Volker Jehle (Herausgeber)

Buch | Hardcover
1584 Seiten
2016
Suhrkamp (Verlag)
978-3-518-42515-2 (ISBN)
78,00 inkl. MwSt
Selbst guten Kennern von Hildesheimers Leben und Werk war und ist weitgehend unbekannt, was genau ihn beschäftigte, bevor er 1950, scheinbar aus purem Zufall, zu schreiben begann und umgehend literarische Erfolge feierte. Hildesheimers Briefe an die Eltern, eine erstklassige Quelle, erhellen nicht nur das Dunkel dieser Frühzeit, sondern auch seine weitere, bislang weitgehend unbekannte Entwicklung. Beginnend mit einer Schiffsreise des angehenden Studenten nach London 1937 und endend mit dem Tod der Mutter 1962, bieten die erhalten gebliebenen 507 Briefe ein so aufschlussreiches wie aufregendes Tagebuch in Briefform über einen Zeitraum von 25 Jahren. Wichtige Stationen sind das Studium in England, der Aufenthalt in Palästina während des Weltkriegs, die Tätigkeit als Dolmetscher bei den Nürnberger Prozessen und der Weg ins Rampenlicht der deutschen Literaturszene als Autor und Übersetzer.
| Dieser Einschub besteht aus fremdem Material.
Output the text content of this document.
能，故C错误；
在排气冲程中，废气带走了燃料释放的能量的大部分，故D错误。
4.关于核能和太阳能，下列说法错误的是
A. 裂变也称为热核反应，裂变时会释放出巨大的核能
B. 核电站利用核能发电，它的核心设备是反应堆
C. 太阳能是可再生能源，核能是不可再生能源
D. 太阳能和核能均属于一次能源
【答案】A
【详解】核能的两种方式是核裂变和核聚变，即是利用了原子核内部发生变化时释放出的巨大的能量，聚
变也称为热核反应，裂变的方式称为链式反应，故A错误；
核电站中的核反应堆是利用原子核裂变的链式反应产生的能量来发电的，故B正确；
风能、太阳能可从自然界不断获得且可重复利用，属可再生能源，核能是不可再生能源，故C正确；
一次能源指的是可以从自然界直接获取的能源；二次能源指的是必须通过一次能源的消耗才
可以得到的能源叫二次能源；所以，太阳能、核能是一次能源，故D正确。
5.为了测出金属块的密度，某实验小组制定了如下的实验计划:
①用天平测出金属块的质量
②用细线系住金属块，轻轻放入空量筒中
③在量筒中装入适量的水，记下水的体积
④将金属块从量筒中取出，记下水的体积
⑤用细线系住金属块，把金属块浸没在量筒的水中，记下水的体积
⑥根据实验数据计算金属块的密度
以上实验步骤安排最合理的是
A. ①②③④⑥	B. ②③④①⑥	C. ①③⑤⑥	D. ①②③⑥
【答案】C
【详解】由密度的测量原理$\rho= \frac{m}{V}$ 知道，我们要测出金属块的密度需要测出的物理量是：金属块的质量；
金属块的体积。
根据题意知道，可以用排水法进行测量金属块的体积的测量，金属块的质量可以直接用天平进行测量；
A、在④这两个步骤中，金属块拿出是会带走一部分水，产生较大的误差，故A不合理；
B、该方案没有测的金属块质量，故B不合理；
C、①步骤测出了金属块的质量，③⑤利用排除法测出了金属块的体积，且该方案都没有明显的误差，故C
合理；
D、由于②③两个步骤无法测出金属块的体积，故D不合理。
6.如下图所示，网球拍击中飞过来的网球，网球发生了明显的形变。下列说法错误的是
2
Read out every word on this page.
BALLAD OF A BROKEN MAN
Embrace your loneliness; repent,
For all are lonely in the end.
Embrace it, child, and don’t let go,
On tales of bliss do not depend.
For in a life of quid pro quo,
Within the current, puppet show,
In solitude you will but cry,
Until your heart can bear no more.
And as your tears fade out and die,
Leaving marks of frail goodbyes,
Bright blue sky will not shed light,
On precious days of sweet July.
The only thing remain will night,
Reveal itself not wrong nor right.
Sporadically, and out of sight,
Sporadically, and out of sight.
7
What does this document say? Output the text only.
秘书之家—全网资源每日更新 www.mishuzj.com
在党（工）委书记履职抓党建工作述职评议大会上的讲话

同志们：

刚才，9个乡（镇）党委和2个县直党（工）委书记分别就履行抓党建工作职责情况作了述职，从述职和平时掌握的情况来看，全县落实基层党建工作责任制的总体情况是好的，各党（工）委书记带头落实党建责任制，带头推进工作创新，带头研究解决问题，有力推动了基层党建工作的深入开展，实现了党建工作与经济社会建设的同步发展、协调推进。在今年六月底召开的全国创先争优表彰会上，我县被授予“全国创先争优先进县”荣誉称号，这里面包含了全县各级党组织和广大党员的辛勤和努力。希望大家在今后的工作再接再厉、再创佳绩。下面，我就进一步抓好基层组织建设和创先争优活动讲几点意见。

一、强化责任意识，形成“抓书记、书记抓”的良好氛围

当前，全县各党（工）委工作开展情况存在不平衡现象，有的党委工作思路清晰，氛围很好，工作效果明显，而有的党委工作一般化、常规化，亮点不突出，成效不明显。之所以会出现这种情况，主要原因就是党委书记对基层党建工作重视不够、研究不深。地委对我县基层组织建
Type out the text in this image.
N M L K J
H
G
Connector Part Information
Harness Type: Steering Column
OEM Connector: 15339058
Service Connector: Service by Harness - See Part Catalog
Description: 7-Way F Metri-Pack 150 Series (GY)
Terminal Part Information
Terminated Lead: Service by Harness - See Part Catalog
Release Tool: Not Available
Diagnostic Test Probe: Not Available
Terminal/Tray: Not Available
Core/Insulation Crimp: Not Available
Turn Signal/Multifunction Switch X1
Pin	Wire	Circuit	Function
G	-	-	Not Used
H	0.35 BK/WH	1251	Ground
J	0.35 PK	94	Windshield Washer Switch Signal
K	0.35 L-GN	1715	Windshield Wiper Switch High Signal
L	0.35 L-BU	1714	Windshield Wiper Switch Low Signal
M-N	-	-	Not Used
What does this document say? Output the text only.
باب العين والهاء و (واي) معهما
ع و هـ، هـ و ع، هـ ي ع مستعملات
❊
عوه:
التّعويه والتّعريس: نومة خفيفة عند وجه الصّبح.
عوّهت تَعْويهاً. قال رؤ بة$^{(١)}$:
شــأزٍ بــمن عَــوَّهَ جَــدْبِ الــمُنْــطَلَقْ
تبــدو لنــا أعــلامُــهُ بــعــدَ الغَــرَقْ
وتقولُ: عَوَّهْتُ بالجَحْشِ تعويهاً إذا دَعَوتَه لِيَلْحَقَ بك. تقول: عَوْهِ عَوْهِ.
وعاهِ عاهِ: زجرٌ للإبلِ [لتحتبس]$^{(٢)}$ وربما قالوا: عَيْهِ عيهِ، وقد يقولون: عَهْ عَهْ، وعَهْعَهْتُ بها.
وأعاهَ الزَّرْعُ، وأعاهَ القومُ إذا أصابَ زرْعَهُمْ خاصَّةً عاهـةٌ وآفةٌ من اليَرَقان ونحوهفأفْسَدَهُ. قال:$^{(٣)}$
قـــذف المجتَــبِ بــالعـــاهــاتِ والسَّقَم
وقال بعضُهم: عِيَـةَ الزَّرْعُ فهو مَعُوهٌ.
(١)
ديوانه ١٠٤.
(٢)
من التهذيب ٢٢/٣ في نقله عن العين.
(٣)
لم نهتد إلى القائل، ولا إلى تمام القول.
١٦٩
In diesen Briefen spiegelt sich aber auch eine Epoche großer politischer Umwälzungen sowie tiefgreifender Entwicklungen in der internationalen Kultur und Kunst, die Hildesheimer als bildender Künstler aufmerksam verfolgte und denen er wichtige Impulse für sein schriftstellerisches Werk verdankte.Volker Jehle, einer der besten Kenner von Hildesheimers Werk, Editor und Monograph des Autors, hat sämtliche erhaltenen Briefe chronologisch geordnet und die ihnen zugrunde liegenden biographischen Fakten und Ereignisse in akribischer Recherche ermittelt.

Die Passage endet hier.